Nuclear terrorism also presents challenges in the realm of policy-making. Defence strategy relating to the threat of nuclear terrorism rests firmly on prevention, given the inevitable scale of a successful nuclear attack. However, the notion of prevention proves problematic in terms of results. The events of 9/11 proved that the threat of a terrorist attack on US soil was well-founded. Yet, the problem lies in the fact that the absence of an attack does not, in theory, prove that prevention has been successful. Nor, for that matter, does it prove the absence of a threat. Ultimately, this makes qualifying the value of prevention problematic. And in times of economic hardship and austerity measures, value for money is measured closely.
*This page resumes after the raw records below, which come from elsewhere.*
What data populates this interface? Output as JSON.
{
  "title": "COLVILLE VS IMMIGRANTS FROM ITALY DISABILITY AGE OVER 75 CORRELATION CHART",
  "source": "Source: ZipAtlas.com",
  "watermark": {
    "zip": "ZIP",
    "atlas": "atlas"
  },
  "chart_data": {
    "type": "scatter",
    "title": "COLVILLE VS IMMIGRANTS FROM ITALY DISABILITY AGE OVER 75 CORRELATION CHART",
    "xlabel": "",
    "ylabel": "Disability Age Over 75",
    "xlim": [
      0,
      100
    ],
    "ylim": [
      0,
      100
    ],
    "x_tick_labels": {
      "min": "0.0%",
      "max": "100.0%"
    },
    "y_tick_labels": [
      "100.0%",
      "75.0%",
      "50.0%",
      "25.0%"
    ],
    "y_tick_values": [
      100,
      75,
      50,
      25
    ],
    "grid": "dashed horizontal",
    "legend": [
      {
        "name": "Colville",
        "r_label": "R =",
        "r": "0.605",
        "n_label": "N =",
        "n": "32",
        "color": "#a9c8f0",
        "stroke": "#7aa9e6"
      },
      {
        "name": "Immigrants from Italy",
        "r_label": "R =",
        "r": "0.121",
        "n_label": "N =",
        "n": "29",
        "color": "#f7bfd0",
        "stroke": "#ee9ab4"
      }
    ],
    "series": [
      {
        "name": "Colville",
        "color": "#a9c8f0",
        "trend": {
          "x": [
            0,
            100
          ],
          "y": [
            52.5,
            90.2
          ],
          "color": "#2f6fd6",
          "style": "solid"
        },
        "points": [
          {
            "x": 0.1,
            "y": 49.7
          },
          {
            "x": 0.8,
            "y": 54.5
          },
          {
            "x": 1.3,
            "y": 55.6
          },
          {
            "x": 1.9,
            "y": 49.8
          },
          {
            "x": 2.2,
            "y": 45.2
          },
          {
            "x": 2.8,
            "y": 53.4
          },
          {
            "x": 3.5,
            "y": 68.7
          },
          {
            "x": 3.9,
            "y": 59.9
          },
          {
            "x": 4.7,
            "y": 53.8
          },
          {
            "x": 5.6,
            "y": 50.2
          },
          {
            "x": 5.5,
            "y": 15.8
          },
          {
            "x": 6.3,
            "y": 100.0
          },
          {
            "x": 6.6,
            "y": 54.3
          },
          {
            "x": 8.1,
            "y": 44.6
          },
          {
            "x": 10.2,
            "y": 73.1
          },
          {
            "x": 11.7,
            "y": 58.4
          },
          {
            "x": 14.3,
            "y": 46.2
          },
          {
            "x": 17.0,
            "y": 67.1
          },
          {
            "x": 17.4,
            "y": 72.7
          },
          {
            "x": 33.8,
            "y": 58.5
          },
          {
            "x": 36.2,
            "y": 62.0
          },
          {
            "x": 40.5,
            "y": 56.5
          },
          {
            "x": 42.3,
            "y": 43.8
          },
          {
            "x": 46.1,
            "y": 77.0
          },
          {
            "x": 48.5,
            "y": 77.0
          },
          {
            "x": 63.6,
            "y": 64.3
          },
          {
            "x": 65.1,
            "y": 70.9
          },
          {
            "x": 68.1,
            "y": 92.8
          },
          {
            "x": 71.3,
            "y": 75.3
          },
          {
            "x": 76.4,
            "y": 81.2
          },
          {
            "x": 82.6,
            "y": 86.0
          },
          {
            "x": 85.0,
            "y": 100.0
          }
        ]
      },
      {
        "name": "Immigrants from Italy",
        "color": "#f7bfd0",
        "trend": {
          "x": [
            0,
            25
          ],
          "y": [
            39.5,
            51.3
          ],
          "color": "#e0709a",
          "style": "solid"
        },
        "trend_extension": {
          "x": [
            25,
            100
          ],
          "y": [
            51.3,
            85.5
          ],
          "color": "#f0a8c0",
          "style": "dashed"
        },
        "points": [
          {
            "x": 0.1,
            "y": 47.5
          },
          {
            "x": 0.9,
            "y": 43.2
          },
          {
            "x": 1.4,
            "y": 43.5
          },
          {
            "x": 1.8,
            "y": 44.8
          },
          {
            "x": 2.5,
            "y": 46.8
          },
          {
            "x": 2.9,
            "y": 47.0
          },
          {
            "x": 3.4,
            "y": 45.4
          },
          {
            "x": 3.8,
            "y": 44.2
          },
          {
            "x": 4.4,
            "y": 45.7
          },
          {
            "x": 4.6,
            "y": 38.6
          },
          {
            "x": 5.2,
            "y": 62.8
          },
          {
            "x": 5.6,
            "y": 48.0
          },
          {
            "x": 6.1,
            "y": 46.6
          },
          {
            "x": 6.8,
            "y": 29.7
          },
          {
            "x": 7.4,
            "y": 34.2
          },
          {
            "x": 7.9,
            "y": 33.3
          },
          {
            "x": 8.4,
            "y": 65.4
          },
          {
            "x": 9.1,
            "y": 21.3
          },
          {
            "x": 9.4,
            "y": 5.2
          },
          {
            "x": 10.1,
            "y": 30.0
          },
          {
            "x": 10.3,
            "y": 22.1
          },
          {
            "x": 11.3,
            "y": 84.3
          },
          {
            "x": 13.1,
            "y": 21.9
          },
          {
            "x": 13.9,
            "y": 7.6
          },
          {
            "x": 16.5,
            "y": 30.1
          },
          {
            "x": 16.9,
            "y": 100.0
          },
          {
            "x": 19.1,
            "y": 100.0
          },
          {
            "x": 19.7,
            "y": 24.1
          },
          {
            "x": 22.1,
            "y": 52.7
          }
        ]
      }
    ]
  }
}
There is an important balance to maintain between alarmist rhetoric and completely rejecting the threat of nuclear terrorism altogether. The sheer quantity of material, its relative ease of access, and the limited amounts necessary to inflict physical, as well as psychological, damage on a population make the threat although slight, very real. The Georgian case highlights the fact that those wanting fissile material can obtain it on the black market. Of course the sting operation was successful and the quantities of material involved were small. But it enhances the case put forward by Obama and others, that the threat of nuclear terrorism should be a priority. The recent security assessments in the UK gave little mention to such threats.